ただし、外国との取引が多い企業についは条件を満たしていれば所轄の税務署に通知を行うことにより、外貨建にて記帳を行うことも認められています。例えば、EPE企業は海外との取引がメインとなるので、USDでの記帳をしている企業様が多いです。
外貨建てで記帳する場合、会社の設立後 すぐに所轄の税務署に通知を行う必要があります。また、財務諸表を関連当局へ提出する場合には、VNDへ換算しなくてはならないので、
決算日におけるベトナムの中央銀行の換算レートにより、ベトナムドンによる財務諸表を作成します。
記帳言語に関しては、ベトナム語にて記帳することが必須となりま す。ただし、英語、日本語などのベトナム語以外の言語を併記するこ とが認められています。

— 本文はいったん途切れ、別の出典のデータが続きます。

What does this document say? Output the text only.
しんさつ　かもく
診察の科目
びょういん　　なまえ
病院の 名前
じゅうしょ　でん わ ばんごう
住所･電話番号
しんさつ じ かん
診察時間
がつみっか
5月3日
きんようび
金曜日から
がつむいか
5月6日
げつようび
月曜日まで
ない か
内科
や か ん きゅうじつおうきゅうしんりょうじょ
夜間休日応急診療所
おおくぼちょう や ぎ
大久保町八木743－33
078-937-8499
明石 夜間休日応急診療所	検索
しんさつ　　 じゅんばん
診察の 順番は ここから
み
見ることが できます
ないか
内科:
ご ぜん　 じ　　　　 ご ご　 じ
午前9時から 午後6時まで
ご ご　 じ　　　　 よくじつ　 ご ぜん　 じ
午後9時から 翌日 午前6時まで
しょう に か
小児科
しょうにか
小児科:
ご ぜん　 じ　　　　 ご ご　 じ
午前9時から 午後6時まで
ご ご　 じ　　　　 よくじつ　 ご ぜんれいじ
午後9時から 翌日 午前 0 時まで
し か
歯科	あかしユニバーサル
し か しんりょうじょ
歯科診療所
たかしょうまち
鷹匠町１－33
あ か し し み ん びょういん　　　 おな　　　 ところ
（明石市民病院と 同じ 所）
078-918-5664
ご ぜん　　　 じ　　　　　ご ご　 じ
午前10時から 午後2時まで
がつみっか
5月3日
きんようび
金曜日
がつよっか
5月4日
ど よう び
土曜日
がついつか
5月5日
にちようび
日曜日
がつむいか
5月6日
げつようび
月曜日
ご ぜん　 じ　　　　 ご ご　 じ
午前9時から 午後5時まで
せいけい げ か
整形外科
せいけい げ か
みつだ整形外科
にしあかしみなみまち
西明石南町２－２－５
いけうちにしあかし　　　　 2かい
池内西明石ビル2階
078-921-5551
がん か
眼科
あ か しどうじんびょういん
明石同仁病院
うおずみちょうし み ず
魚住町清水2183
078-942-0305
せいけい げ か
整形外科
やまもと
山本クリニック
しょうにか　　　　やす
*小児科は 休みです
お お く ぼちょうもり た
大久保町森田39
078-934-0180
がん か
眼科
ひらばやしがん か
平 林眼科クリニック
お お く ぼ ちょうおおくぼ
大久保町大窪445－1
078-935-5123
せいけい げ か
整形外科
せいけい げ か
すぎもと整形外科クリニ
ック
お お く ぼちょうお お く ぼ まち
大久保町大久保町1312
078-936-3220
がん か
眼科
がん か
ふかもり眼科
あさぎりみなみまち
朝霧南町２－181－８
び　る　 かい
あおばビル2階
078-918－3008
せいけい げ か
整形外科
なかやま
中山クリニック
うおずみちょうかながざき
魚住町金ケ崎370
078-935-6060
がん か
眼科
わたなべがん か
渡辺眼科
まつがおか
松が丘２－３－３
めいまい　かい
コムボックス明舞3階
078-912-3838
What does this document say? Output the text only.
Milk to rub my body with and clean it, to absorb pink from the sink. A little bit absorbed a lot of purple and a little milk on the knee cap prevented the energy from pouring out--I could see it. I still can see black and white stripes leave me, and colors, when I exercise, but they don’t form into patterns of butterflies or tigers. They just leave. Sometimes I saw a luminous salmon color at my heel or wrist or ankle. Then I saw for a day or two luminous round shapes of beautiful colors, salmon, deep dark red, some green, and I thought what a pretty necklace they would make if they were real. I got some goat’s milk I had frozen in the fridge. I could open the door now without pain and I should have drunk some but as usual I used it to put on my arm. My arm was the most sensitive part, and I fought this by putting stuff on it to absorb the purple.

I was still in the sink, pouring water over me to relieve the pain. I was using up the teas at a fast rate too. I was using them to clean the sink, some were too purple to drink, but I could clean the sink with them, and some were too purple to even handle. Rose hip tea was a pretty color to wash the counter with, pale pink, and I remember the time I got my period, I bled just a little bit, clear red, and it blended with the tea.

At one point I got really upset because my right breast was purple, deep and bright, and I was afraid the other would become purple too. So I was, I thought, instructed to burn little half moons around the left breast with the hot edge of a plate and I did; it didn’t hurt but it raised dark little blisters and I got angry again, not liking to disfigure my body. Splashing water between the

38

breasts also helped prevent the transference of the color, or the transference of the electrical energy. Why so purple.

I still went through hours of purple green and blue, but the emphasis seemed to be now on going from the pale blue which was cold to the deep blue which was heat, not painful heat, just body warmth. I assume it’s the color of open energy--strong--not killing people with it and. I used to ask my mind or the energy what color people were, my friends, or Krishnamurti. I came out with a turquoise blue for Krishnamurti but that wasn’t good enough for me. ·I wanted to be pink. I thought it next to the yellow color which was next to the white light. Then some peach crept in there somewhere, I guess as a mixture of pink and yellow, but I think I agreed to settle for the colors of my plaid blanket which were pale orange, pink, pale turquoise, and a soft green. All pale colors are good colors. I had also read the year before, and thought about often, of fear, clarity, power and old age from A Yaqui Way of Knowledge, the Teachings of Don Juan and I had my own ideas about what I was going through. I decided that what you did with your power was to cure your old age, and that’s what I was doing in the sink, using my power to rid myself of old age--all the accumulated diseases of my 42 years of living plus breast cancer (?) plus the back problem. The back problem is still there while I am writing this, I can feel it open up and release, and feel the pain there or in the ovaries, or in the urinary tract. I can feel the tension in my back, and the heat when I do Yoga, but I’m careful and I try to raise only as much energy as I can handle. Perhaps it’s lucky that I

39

また、年次決算書および監査報告書などの会計関連書類はもとより、税務申告書類および行政手続に関する書類はすべてベトナム語に て作成しなければなりません。したがって、外国企業にとっては、社 内報告用または内容の確認のためなどに翻訳をしなければ日本人駐在 員または親会社が理解できず、少なからず負担となっています。
3,勘定コード表
ベトナム会計の最も大きな特徴の1つとして、勘定コード表があげられます。
ベトナムにおいては会計法により企業の記帳の際に使用される勘定科目はすべて指定されています。財務省指定の勘定コード表と呼ばれるものです。
日本では、企業ごとに業種に合わせた勘定科目を設定することができますが、ベトナムにおいては、全業種で統一された勘定科目を使用しなければなりません。これは、同一の勘定コード表により、業種の異なる企業間の比較を容易にすることを目的としています。
勘定コード表の勘定科目にはすべて番号が振られています。
例えば、損益計算書の科目だと売上は511、費用で言うと直接材料費は621、直接人件費は622、最後の結果は911といった形になります。
こちらに関しては次回以降より詳しく解説していきます。
4,会計ソフト
ベトナムでは上記の通り、勘定科目や勘定コードが決められていたり、原則ベトナム語での記帳が必要になるので、日本の会計ソフトやベトナム会計に対応していないグローバルな会計ソフトをそのまま使用することができません。
そのため、ベトナム会計に対応した会計ソフトを購入する必要があります。代表的な会計ソフトとしては、FAST、MISAなどがあります。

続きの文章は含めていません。